Михаил как в обморок провалился в эти чернушные мысли, и вынырнул из них лишь когда его, словно приводящая в чувства пощечина, хлестнул голос Зураба:
– Хватит. Генацвале гого, шени черимэ, ты уже достаточно наговорила. Теперь пойдешь со мной в штаб и всё напишешь. Поняла, да? Всё, о чем рассказала. А еще напишешь фамилии тех, кто должен был возглавить ваш отряд и подполье. – Старший политрук отвернулся; вместо раздельной речи в горле его заклокотал невнятный яростный хрип. – Если всё-таки выживу… Если… Кровью своей клянусь, матерью, совестью партмушаки: жизнь тогда положу, а этих… этих… Рамбавийя! Жаль, что их к стенке – таких бы не стрелять, с таких бы шкуру… живьём… Чтоб честную пулю солдатскую не поганить…

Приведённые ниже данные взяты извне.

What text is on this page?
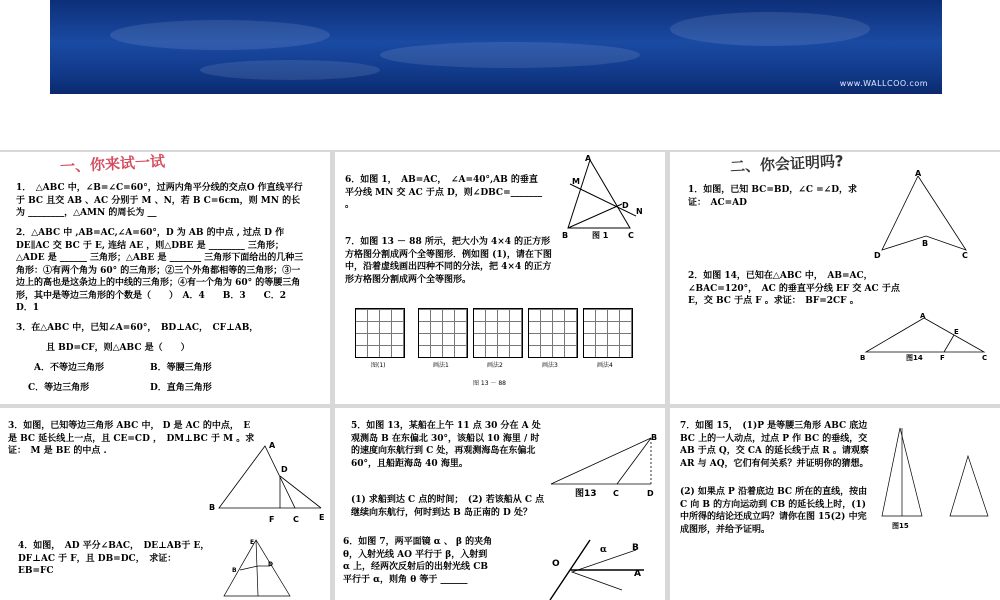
www.WALLCOO.com
一、你来试一试

1．　△ABC 中，∠B=∠C=60°，过两内角平分线的交点O 作直线平行于 BC 且交 AB 、AC 分别于 M 、N，若 B C=6cm，则 MN 的长为 ________，△AMN 的周长为 __

2．△ABC 中 ,AB=AC,∠A=60°，D 为 AB 的中点 , 过点 D 作 DE∥AC 交 BC 于 E, 连结 AE ，则△DBE 是 ________ 三角形；△ADE 是 ______ 三角形；△ABE 是 _______ 三角形下面给出的几种三角形：①有两个角为 60° 的三角形；②三个外角都相等的三角形；③一边上的高也是这条边上的中线的三角形；④有一个角为 60° 的等腰三角形，其中是等边三角形的个数是（　　）　A．4　　B．3　　C．2　　D．1

3．在△ABC 中，已知∠A=60°，　BD⊥AC，　CF⊥AB，

且 BD=CF，则△ABC 是（　　）

A．不等边三角形	B．等腰三角形

C．等边三角形	D．直角三角形

6．如图 1，　AB=AC，　∠A=40°,AB 的垂直平分线 MN 交 AC 于点 D，则∠DBC=_______ 。

A
M
D
N
B	C
图 1

7．如图 13 － 88 所示，把大小为 4×4 的正方形方格图分割成两个全等图形．例如图 (1)，请在下图中，沿着虚线画出四种不同的分法，把 4×4 的正方形方格图分割成两个全等图形。

图(1)	画法1	画法2	画法3	画法4
图 13 － 88
二、你会证明吗?

1．如图，已知 BC=BD，∠C =∠D，求证：　AC=AD

A
D
B
C

2．如图 14，已知在△ABC 中，　AB=AC，∠BAC=120°，　AC 的垂直平分线 EF 交 AC 于点 E，交 BC 于点 F 。求证：　BF=2CF 。

A
E
B	F	C
图14

3．如图，已知等边三角形 ABC 中， D 是 AC 的中点，　E 是 BC 延长线上一点，且 CE=CD ，　DM⊥BC 于 M 。求证：　M 是 BE 的中点 .

A
D
B
F C	E

4．如图，　AD 平分∠BAC，　DE⊥AB于 E，　DF⊥AC 于 F，且 DB=DC，　求证：　EB=FC

E
B
D

5．如图 13，某船在上午 11 点 30 分在 A 处观测岛 B 在东偏北 30°，该船以 10 海里 / 时的速度向东航行到 C 处，再观测海岛在东偏北 60°，且船距海岛 40 海里。

B
图13 C	D

(1) 求船到达 C 点的时间；　(2) 若该船从 C 点继续向东航行，何时到达 B 岛正南的 D 处？

6．如图 7，两平面镜 α 、 β 的夹角　θ，入射光线 AO 平行于 β，入射到 α 上，经两次反射后的出射光线 CB 平行于 α，则角 θ 等于 ______

α	B
A
O

7．如图 15，　(1)P 是等腰三角形 ABC 底边 BC 上的一人动点，过点 P 作 BC 的垂线，交 AB 于点 Q，交 CA 的延长线于点 R 。请观察 AR 与 AQ，它们有何关系？并证明你的猜想。

(2) 如果点 P 沿着底边 BC 所在的直线，按由 C 向 B 的方向运动到 CB 的延长线上时，(1) 中所得的结论还成立吗？请你在图 15(2) 中完成图形，并给予证明。	图15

Он вдруг оборвал своё бормотание, вскинул лицо к небу (резко, чуть не стряхнув с головы фуражку) и принялся то ли молиться, то ли… То ли. Молящийся Зураб Ниношвили – это уж слишком. Даже для теперешнего случая – всё равно слишком.

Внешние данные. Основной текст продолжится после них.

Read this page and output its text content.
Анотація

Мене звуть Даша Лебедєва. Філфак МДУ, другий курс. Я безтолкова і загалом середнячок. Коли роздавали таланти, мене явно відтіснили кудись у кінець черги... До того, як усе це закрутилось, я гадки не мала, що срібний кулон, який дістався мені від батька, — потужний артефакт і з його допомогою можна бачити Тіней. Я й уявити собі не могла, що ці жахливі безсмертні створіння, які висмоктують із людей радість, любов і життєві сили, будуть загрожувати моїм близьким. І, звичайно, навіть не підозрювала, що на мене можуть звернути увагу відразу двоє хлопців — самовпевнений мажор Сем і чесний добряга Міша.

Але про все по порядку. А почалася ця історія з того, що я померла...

Подмявшее “госпиталь” гробовое молчание сдвинула Маша. Сперва она попыталась обратить на себя внимание командира полка тяжким вздохом; затем принялась кашлять (с тем же успехом… то есть с полным отсутствием такового). Наконец, снова душераздирающе вздохнув и по-помидорному раскрасневшись, девочка отважилась-таки снова заговорить. Почему-то ей вздумалось рассказывать о Чернохолмском краеведческом музее: что создан он на основе частной коллекции какого-то местного историка-любителя; что до самого последнего времени считалось, будто ничего особенно интересного в здешнем музее не хранится, но буквально за день до начала войны какая-то комиссия из Москвы обнаружила в запаснике несколько экспонатов, ценность которых была бессовестно занижена прежним владельцем – может, по невежеству (любитель же всё-таки!), а может, и злонамеренно (“он ведь буржуем был, а буржуи очень даже саботировали… как это… а, во: акты на-ци-о-на-ли-за-ци-и, уф!”). И вот, значит, та комиссия…
Старший политрук, отвлекшись от созерцания облаков, уперся в говорливую партизанку диковатым непонимающим взглядом и уже разлепил было губы для окрика, но оборвать Машину неуместную лекцию не успел. Его опередила санинструктор.
Вешка Белкина так и просидела всё это время, держа на коленях голову якобы обморочного лейтенанта. Якобы обморочный лейтенант не возражал бы оставаться в таком положении хоть до вечера, однако у санинструктора была совершенно иная точка зрения на сей счет.
– Слушайте, – раздраженно сказала Вешка, обращаясь вроде бы сразу ко всем окружающим, – вам не кажется, что здесь мало подходящее место для…
– Да, конечно, – кивнул старший политрук. – Уже уходим. Напоминаю: не позже, чем к вечеру лейтенант Мечников мне понадобится.
– Но ему нельзя напрягаться, ему нужен покой! – Белкина позволила себе повысить голос.
Не снизойдя обратить внимание на санинструкторскую дерзость, Ниношвили чиркнул по лицу Михаила странным каким-то (сожалеющим, что ли?) взглядом:
– Ну, вряд ли лейтенанту придётся очень уж долго напрягать себя. И, наверное, скоро ему будет-таки… э-э-э… покой. Ладно, – Зураб обернулся к растерянно хлопающей глазами командиру разведвзвода, – Идите за мной.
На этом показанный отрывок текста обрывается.